NQ Mobile Security and NQ Family Guardian were both selected as top 25 apps at the Mobile Apps Showdown for CES 2013 in December, 2012.

NQ Mobile was granted the 2011 Technology Pioneer Award by the World Economic Forum for its technology leadership and innovation in mobile security. "The company's heavy investment in R&D has resulted in 23 patented and patent-pending technologies, giving the company a leading edge in the burgeoning mobile security market."

Time Magazine named the company one of the "10 Start-Ups That Will Change Your Life" in September 2010.

NQ Mobile Security was selected as a top 20 app at the Global Mobile Internet Conference Silicon Valley (GMIC SV) in October 2012. In addition, NQ Mobile Vault for Android was selected as a top 100 app.

Deloitte Technology Fast 50 (2010)

==Reviews and analysis of products==
NQ Mobile Security received 4 out of 5 stars when reviewed by PC Advisor.

NQ Mobile Vault received 4 out of 5 star, both from CNet and from PC Magazines.

Muddy Waters Research accused NQ Mobile of fraud in a 2013 report, alleging inflated revenues and misrepresented operations.

In April 2015 an analysis of the NQ Vault product indicated that it only encrypted the first 128 bytes of the data, leaving the rest unencrypted. NQ Mobile responded by saying that the encryption level was "appropriate".

==Partnerships==
In August 2011, NQ Mobile and MediaTek reached an agreement on mobile security cooperation whereby MediaTek will make NQ Mobile's mobile security service available to the MediaTek's smartphone chipset. The company also signed an agreement with Taiwan Mobile to provide mobile anti-virus services to Taiwan Mobile subscribers in Taiwan.

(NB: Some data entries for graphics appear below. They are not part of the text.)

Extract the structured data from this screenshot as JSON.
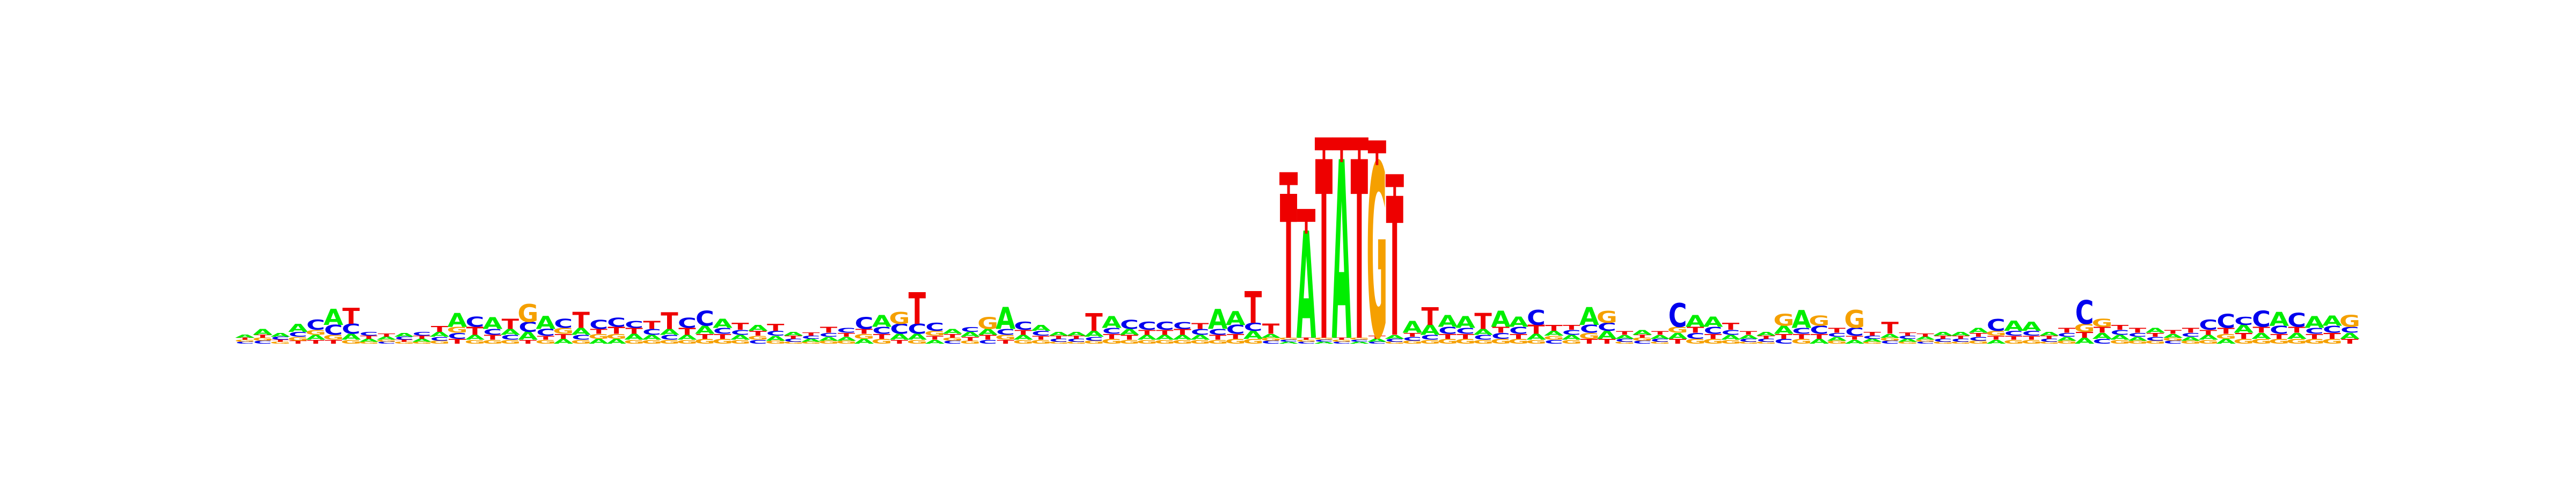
{
  "chart_data": {
    "type": "sequence-logo",
    "alphabet": [
      "A",
      "C",
      "G",
      "T"
    ],
    "colors": {
      "A": "#00ee00",
      "C": "#0000ee",
      "G": "#f5a000",
      "T": "#ee0000"
    },
    "ylim": [
      0,
      2
    ],
    "error_bar_color": "#ee0000",
    "positions": [
      {
        "A": 0.03,
        "C": 0.02,
        "G": 0.02,
        "T": 0.02
      },
      {
        "A": 0.06,
        "C": 0.03,
        "G": 0.03,
        "T": 0.03
      },
      {
        "A": 0.04,
        "C": 0.03,
        "G": 0.02,
        "T": 0.02
      },
      {
        "A": 0.08,
        "C": 0.05,
        "G": 0.04,
        "T": 0.03
      },
      {
        "A": 0.05,
        "C": 0.1,
        "G": 0.05,
        "T": 0.04
      },
      {
        "A": 0.16,
        "C": 0.1,
        "G": 0.05,
        "T": 0.04
      },
      {
        "A": 0.06,
        "C": 0.1,
        "G": 0.04,
        "T": 0.16
      },
      {
        "A": 0.03,
        "C": 0.04,
        "G": 0.02,
        "T": 0.03
      },
      {
        "A": 0.03,
        "C": 0.02,
        "G": 0.02,
        "T": 0.03
      },
      {
        "A": 0.04,
        "C": 0.03,
        "G": 0.02,
        "T": 0.02
      },
      {
        "A": 0.03,
        "C": 0.04,
        "G": 0.02,
        "T": 0.03
      },
      {
        "A": 0.05,
        "C": 0.04,
        "G": 0.03,
        "T": 0.06
      },
      {
        "A": 0.14,
        "C": 0.06,
        "G": 0.06,
        "T": 0.05
      },
      {
        "A": 0.05,
        "C": 0.1,
        "G": 0.04,
        "T": 0.08
      },
      {
        "A": 0.12,
        "C": 0.06,
        "G": 0.04,
        "T": 0.05
      },
      {
        "A": 0.06,
        "C": 0.05,
        "G": 0.04,
        "T": 0.1
      },
      {
        "A": 0.08,
        "C": 0.1,
        "G": 0.18,
        "T": 0.04
      },
      {
        "A": 0.13,
        "C": 0.07,
        "G": 0.04,
        "T": 0.04
      },
      {
        "A": 0.05,
        "C": 0.09,
        "G": 0.06,
        "T": 0.05
      },
      {
        "A": 0.07,
        "C": 0.05,
        "G": 0.04,
        "T": 0.16
      },
      {
        "A": 0.05,
        "C": 0.09,
        "G": 0.05,
        "T": 0.05
      },
      {
        "A": 0.05,
        "C": 0.09,
        "G": 0.05,
        "T": 0.07
      },
      {
        "A": 0.06,
        "C": 0.07,
        "G": 0.04,
        "T": 0.06
      },
      {
        "A": 0.05,
        "C": 0.06,
        "G": 0.04,
        "T": 0.08
      },
      {
        "A": 0.06,
        "C": 0.05,
        "G": 0.04,
        "T": 0.17
      },
      {
        "A": 0.05,
        "C": 0.1,
        "G": 0.04,
        "T": 0.07
      },
      {
        "A": 0.08,
        "C": 0.15,
        "G": 0.05,
        "T": 0.05
      },
      {
        "A": 0.09,
        "C": 0.06,
        "G": 0.05,
        "T": 0.05
      },
      {
        "A": 0.05,
        "C": 0.05,
        "G": 0.04,
        "T": 0.07
      },
      {
        "A": 0.06,
        "C": 0.04,
        "G": 0.04,
        "T": 0.05
      },
      {
        "A": 0.05,
        "C": 0.05,
        "G": 0.03,
        "T": 0.07
      },
      {
        "A": 0.04,
        "C": 0.03,
        "G": 0.02,
        "T": 0.03
      },
      {
        "A": 0.03,
        "C": 0.03,
        "G": 0.02,
        "T": 0.03
      },
      {
        "A": 0.04,
        "C": 0.04,
        "G": 0.03,
        "T": 0.06
      },
      {
        "A": 0.04,
        "C": 0.05,
        "G": 0.03,
        "T": 0.04
      },
      {
        "A": 0.05,
        "C": 0.12,
        "G": 0.05,
        "T": 0.05
      },
      {
        "A": 0.12,
        "C": 0.07,
        "G": 0.05,
        "T": 0.05
      },
      {
        "A": 0.06,
        "C": 0.1,
        "G": 0.12,
        "T": 0.04
      },
      {
        "A": 0.06,
        "C": 0.1,
        "G": 0.04,
        "T": 0.32
      },
      {
        "A": 0.04,
        "C": 0.08,
        "G": 0.05,
        "T": 0.04
      },
      {
        "A": 0.05,
        "C": 0.03,
        "G": 0.03,
        "T": 0.04
      },
      {
        "A": 0.05,
        "C": 0.05,
        "G": 0.03,
        "T": 0.04
      },
      {
        "A": 0.06,
        "C": 0.04,
        "G": 0.12,
        "T": 0.05
      },
      {
        "A": 0.22,
        "C": 0.06,
        "G": 0.05,
        "T": 0.04
      },
      {
        "A": 0.05,
        "C": 0.08,
        "G": 0.04,
        "T": 0.05
      },
      {
        "A": 0.06,
        "C": 0.05,
        "G": 0.04,
        "T": 0.04
      },
      {
        "A": 0.04,
        "C": 0.03,
        "G": 0.02,
        "T": 0.03
      },
      {
        "A": 0.04,
        "C": 0.03,
        "G": 0.02,
        "T": 0.03
      },
      {
        "A": 0.06,
        "C": 0.04,
        "G": 0.03,
        "T": 0.18
      },
      {
        "A": 0.12,
        "C": 0.06,
        "G": 0.05,
        "T": 0.05
      },
      {
        "A": 0.06,
        "C": 0.09,
        "G": 0.04,
        "T": 0.05
      },
      {
        "A": 0.05,
        "C": 0.08,
        "G": 0.04,
        "T": 0.05
      },
      {
        "A": 0.05,
        "C": 0.08,
        "G": 0.04,
        "T": 0.05
      },
      {
        "A": 0.05,
        "C": 0.07,
        "G": 0.04,
        "T": 0.06
      },
      {
        "A": 0.05,
        "C": 0.06,
        "G": 0.04,
        "T": 0.06
      },
      {
        "A": 0.2,
        "C": 0.06,
        "G": 0.04,
        "T": 0.05
      },
      {
        "A": 0.14,
        "C": 0.09,
        "G": 0.05,
        "T": 0.05
      },
      {
        "A": 0.08,
        "C": 0.08,
        "G": 0.05,
        "T": 0.32
      },
      {
        "A": 0.04,
        "C": 0.03,
        "G": 0.03,
        "T": 0.1
      },
      {
        "A": 0.02,
        "C": 0.02,
        "G": 0.02,
        "T": 1.45
      },
      {
        "A": 1.08,
        "C": 0.02,
        "G": 0.02,
        "T": 0.02
      },
      {
        "A": 0.02,
        "C": 0.02,
        "G": 0.02,
        "T": 1.8
      },
      {
        "A": 1.8,
        "C": 0.02,
        "G": 0.02,
        "T": 0.02
      },
      {
        "A": 0.02,
        "C": 0.02,
        "G": 0.02,
        "T": 1.8
      },
      {
        "A": 0.03,
        "C": 0.02,
        "G": 1.75,
        "T": 0.03
      },
      {
        "A": 0.04,
        "C": 0.03,
        "G": 0.02,
        "T": 1.4
      },
      {
        "A": 0.12,
        "C": 0.04,
        "G": 0.03,
        "T": 0.04
      },
      {
        "A": 0.1,
        "C": 0.05,
        "G": 0.04,
        "T": 0.18
      },
      {
        "A": 0.12,
        "C": 0.07,
        "G": 0.05,
        "T": 0.05
      },
      {
        "A": 0.12,
        "C": 0.06,
        "G": 0.05,
        "T": 0.05
      },
      {
        "A": 0.06,
        "C": 0.05,
        "G": 0.04,
        "T": 0.16
      },
      {
        "A": 0.16,
        "C": 0.06,
        "G": 0.05,
        "T": 0.06
      },
      {
        "A": 0.1,
        "C": 0.07,
        "G": 0.05,
        "T": 0.05
      },
      {
        "A": 0.06,
        "C": 0.15,
        "G": 0.04,
        "T": 0.09
      },
      {
        "A": 0.05,
        "C": 0.04,
        "G": 0.04,
        "T": 0.06
      },
      {
        "A": 0.05,
        "C": 0.05,
        "G": 0.04,
        "T": 0.05
      },
      {
        "A": 0.18,
        "C": 0.08,
        "G": 0.06,
        "T": 0.05
      },
      {
        "A": 0.08,
        "C": 0.08,
        "G": 0.12,
        "T": 0.05
      },
      {
        "A": 0.04,
        "C": 0.03,
        "G": 0.02,
        "T": 0.04
      },
      {
        "A": 0.05,
        "C": 0.03,
        "G": 0.03,
        "T": 0.03
      },
      {
        "A": 0.04,
        "C": 0.03,
        "G": 0.02,
        "T": 0.04
      },
      {
        "A": 0.06,
        "C": 0.24,
        "G": 0.06,
        "T": 0.05
      },
      {
        "A": 0.12,
        "C": 0.06,
        "G": 0.05,
        "T": 0.06
      },
      {
        "A": 0.1,
        "C": 0.07,
        "G": 0.05,
        "T": 0.05
      },
      {
        "A": 0.05,
        "C": 0.05,
        "G": 0.04,
        "T": 0.07
      },
      {
        "A": 0.04,
        "C": 0.03,
        "G": 0.02,
        "T": 0.04
      },
      {
        "A": 0.04,
        "C": 0.03,
        "G": 0.02,
        "T": 0.03
      },
      {
        "A": 0.08,
        "C": 0.05,
        "G": 0.12,
        "T": 0.05
      },
      {
        "A": 0.18,
        "C": 0.06,
        "G": 0.05,
        "T": 0.05
      },
      {
        "A": 0.05,
        "C": 0.08,
        "G": 0.1,
        "T": 0.05
      },
      {
        "A": 0.04,
        "C": 0.04,
        "G": 0.03,
        "T": 0.05
      },
      {
        "A": 0.04,
        "C": 0.08,
        "G": 0.18,
        "T": 0.04
      },
      {
        "A": 0.03,
        "C": 0.03,
        "G": 0.02,
        "T": 0.04
      },
      {
        "A": 0.04,
        "C": 0.03,
        "G": 0.03,
        "T": 0.12
      },
      {
        "A": 0.03,
        "C": 0.03,
        "G": 0.02,
        "T": 0.03
      },
      {
        "A": 0.03,
        "C": 0.02,
        "G": 0.02,
        "T": 0.03
      },
      {
        "A": 0.04,
        "C": 0.03,
        "G": 0.02,
        "T": 0.03
      },
      {
        "A": 0.04,
        "C": 0.03,
        "G": 0.02,
        "T": 0.03
      },
      {
        "A": 0.05,
        "C": 0.04,
        "G": 0.03,
        "T": 0.04
      },
      {
        "A": 0.04,
        "C": 0.12,
        "G": 0.05,
        "T": 0.04
      },
      {
        "A": 0.1,
        "C": 0.05,
        "G": 0.04,
        "T": 0.04
      },
      {
        "A": 0.09,
        "C": 0.05,
        "G": 0.04,
        "T": 0.04
      },
      {
        "A": 0.04,
        "C": 0.03,
        "G": 0.02,
        "T": 0.03
      },
      {
        "A": 0.04,
        "C": 0.04,
        "G": 0.03,
        "T": 0.05
      },
      {
        "A": 0.06,
        "C": 0.24,
        "G": 0.08,
        "T": 0.06
      },
      {
        "A": 0.06,
        "C": 0.05,
        "G": 0.08,
        "T": 0.06
      },
      {
        "A": 0.05,
        "C": 0.05,
        "G": 0.04,
        "T": 0.05
      },
      {
        "A": 0.04,
        "C": 0.04,
        "G": 0.03,
        "T": 0.05
      },
      {
        "A": 0.05,
        "C": 0.04,
        "G": 0.03,
        "T": 0.04
      },
      {
        "A": 0.04,
        "C": 0.03,
        "G": 0.03,
        "T": 0.04
      },
      {
        "A": 0.04,
        "C": 0.04,
        "G": 0.03,
        "T": 0.05
      },
      {
        "A": 0.05,
        "C": 0.1,
        "G": 0.04,
        "T": 0.05
      },
      {
        "A": 0.05,
        "C": 0.14,
        "G": 0.05,
        "T": 0.06
      },
      {
        "A": 0.08,
        "C": 0.08,
        "G": 0.05,
        "T": 0.06
      },
      {
        "A": 0.06,
        "C": 0.16,
        "G": 0.05,
        "T": 0.06
      },
      {
        "A": 0.14,
        "C": 0.08,
        "G": 0.05,
        "T": 0.05
      },
      {
        "A": 0.06,
        "C": 0.14,
        "G": 0.05,
        "T": 0.06
      },
      {
        "A": 0.12,
        "C": 0.06,
        "G": 0.05,
        "T": 0.05
      },
      {
        "A": 0.1,
        "C": 0.07,
        "G": 0.05,
        "T": 0.06
      },
      {
        "A": 0.06,
        "C": 0.06,
        "G": 0.12,
        "T": 0.05
      }
    ]
  }
}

In June 2012, NQ Mobile announced an alliance with TDMobility, the joint U.S. venture between Brightstar Corp and Tech Data Corporation. The collaboration will enable TDMobility to bring NQ Enterprise Shield to Tech Data's network of 65,000 Value Added Resellers across the US, serving small, medium, and large businesses. The company also announced the official global launch of NQ Enterprise Shield and scientists from NQ Mobile's Mobile Security Research Center, in collaboration with North Carolina State University disclosed a new way to detect mobile threats without relying on known malware samples and their signatures.

In October 2012, NQ Mobile announced that its applications, including NQ Mobile Guard, NQ Mobile Vault for Android and NQ Family Guardian, will be offered by GoWireless at more than 350 and Wireless at more than 80 Verizon Wireless Premium Retail locations across the United States.